VO: Superfood. But if you’re buying it as a food which most of us are, all of those special antibacterial properties that make manuka so interesting in the
lab and in the clinic, they’re destroyed by the digestion process. In that sense mauka is like most topical treatments. They don’t work if you eat them. What?

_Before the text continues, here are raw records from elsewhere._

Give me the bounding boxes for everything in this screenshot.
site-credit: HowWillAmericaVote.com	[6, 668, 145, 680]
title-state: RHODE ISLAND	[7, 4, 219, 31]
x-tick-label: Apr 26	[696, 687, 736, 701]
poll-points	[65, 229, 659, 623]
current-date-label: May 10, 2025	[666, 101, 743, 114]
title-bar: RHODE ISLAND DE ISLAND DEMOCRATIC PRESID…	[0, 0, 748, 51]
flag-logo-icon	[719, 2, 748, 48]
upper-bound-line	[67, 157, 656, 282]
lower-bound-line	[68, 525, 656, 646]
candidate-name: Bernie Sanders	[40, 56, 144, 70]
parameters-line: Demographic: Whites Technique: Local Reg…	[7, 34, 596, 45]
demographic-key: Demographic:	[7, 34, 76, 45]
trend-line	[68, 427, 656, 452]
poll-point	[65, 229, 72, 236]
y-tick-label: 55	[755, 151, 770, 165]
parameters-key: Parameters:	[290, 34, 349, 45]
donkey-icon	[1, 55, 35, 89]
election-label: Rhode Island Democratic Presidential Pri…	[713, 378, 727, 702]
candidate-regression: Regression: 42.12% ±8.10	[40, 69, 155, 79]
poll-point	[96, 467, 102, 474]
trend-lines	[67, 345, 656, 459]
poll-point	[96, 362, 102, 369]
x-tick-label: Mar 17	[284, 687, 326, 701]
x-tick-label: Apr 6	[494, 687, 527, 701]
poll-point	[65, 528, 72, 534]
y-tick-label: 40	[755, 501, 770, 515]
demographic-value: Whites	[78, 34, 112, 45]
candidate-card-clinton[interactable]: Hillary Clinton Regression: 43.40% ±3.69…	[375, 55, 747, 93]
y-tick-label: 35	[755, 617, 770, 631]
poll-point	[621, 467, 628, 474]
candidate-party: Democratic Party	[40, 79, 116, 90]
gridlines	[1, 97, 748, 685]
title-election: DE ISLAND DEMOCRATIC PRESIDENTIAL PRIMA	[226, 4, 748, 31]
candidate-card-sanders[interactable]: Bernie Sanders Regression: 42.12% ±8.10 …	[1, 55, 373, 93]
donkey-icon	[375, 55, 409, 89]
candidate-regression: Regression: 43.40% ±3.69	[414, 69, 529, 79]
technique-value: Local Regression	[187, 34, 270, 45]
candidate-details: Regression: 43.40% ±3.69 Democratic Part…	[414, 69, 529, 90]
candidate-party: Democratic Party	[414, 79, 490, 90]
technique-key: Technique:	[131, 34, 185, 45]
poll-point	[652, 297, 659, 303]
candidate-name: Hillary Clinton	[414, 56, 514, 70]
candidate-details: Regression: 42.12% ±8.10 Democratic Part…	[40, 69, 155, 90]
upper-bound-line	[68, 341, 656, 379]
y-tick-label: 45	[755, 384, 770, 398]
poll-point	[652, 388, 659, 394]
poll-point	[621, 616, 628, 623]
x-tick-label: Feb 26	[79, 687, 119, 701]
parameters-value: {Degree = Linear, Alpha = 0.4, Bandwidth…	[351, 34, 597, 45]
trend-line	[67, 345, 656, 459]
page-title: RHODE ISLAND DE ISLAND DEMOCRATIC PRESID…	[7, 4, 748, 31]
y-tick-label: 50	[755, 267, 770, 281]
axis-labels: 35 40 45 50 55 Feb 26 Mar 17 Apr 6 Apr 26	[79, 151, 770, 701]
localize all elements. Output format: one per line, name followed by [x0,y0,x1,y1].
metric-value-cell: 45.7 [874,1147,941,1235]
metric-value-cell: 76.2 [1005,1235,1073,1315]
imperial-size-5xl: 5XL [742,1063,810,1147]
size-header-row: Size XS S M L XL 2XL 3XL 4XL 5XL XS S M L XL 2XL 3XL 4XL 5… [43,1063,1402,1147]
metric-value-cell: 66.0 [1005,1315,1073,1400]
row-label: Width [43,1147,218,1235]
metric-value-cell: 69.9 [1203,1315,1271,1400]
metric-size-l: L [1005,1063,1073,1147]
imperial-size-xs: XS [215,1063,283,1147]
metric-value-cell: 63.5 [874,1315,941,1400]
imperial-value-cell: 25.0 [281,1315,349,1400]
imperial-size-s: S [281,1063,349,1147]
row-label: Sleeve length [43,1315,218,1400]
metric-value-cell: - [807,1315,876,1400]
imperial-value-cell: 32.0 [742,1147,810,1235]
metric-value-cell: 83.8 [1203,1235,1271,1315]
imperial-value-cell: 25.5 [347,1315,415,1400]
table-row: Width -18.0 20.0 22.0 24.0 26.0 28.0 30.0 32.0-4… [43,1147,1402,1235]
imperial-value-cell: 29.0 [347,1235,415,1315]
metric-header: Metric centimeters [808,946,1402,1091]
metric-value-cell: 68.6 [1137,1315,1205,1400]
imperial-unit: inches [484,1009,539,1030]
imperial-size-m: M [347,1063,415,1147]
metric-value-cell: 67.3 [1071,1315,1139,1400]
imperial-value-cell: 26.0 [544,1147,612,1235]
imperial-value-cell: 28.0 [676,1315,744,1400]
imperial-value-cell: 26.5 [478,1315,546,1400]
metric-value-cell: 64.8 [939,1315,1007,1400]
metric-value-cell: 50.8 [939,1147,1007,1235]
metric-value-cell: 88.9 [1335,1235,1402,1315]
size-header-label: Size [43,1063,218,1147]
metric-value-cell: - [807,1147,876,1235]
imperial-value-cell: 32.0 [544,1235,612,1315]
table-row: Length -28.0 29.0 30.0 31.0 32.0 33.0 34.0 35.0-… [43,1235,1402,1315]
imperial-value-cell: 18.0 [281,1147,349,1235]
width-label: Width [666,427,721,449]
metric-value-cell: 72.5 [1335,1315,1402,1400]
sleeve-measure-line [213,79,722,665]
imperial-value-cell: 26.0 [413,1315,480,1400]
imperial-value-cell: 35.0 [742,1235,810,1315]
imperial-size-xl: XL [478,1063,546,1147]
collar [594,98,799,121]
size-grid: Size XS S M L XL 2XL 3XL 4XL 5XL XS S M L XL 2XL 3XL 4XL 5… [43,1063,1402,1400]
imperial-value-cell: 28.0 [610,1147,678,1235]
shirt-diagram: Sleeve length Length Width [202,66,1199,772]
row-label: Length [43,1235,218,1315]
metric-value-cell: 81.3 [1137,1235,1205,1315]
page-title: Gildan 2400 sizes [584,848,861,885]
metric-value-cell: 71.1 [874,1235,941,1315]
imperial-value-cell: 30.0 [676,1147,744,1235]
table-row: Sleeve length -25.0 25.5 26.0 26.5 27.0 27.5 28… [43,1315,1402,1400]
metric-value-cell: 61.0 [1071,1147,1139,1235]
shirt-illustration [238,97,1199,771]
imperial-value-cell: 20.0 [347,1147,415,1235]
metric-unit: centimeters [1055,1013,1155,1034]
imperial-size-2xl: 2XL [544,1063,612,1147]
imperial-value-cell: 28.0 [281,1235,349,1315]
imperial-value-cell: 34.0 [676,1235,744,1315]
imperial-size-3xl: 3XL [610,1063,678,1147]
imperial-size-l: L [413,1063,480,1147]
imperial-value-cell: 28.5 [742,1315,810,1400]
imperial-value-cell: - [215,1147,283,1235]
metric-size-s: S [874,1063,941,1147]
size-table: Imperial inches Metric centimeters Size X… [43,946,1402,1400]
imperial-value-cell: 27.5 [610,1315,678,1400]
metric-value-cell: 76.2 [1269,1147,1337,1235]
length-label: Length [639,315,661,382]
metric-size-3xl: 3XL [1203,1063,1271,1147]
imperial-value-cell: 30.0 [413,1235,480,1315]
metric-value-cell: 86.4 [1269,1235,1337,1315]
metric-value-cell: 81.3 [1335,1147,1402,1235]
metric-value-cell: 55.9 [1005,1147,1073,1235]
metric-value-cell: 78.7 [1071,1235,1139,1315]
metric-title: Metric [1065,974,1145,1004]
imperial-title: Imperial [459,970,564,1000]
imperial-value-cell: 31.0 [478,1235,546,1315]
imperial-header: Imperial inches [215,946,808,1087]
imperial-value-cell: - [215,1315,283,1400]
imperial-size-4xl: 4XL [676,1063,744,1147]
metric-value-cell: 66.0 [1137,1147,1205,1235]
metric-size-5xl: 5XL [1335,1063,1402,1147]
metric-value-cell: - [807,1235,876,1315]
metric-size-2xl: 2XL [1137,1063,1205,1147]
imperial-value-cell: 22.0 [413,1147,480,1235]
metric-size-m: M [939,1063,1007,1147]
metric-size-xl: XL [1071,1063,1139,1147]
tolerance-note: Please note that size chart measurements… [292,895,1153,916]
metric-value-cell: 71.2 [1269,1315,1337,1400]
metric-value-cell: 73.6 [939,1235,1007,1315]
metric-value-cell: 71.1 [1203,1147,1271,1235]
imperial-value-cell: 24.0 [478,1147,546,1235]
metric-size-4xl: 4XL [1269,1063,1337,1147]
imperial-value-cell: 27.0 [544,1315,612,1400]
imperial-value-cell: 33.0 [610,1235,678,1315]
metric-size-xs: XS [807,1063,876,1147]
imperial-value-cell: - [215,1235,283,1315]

Shhh! Eat your Savlon. So ironically rather than being a superfood, manuka is not super when it’s used as a food. And unfortunately there’s no hard evidence to support basically all of the other claims. Will it help my hay fever?
No. Prevent diabetes?
No. Cholesterol?
No. Let me sleep better?
Nup. Will it make my peanut butter sandwich tastes better? Okay yes. Look, I’m not saying you should stop eating honey, and if you do care about the latest research when it comes to honey in general, there’s actually a
bit of buzz. Oh excuse me I’ll do the bee puns around here. Yeah go on then There’s actually a bit of buzz… yeah.. Eating honey in general can have some therapeutic
benefits because honey has anti-inflammatory, antioxidant and
prebiotic properties. And those good things aren’t killed by the digestion
process? No, but you are just as likely to get these potential benefits from regular honey as you are from one of the manuka varieties. Look if you like the taste of manuka then go nuts but don’t go wasting your money on high
UMFs or MGOs or whatever because when it comes to eating it, really it’s all just
honey. Okay what’s the next story? It says we’re explaining the birds and the bees! Ohhh! I wish somebody explained that to me seven months ago!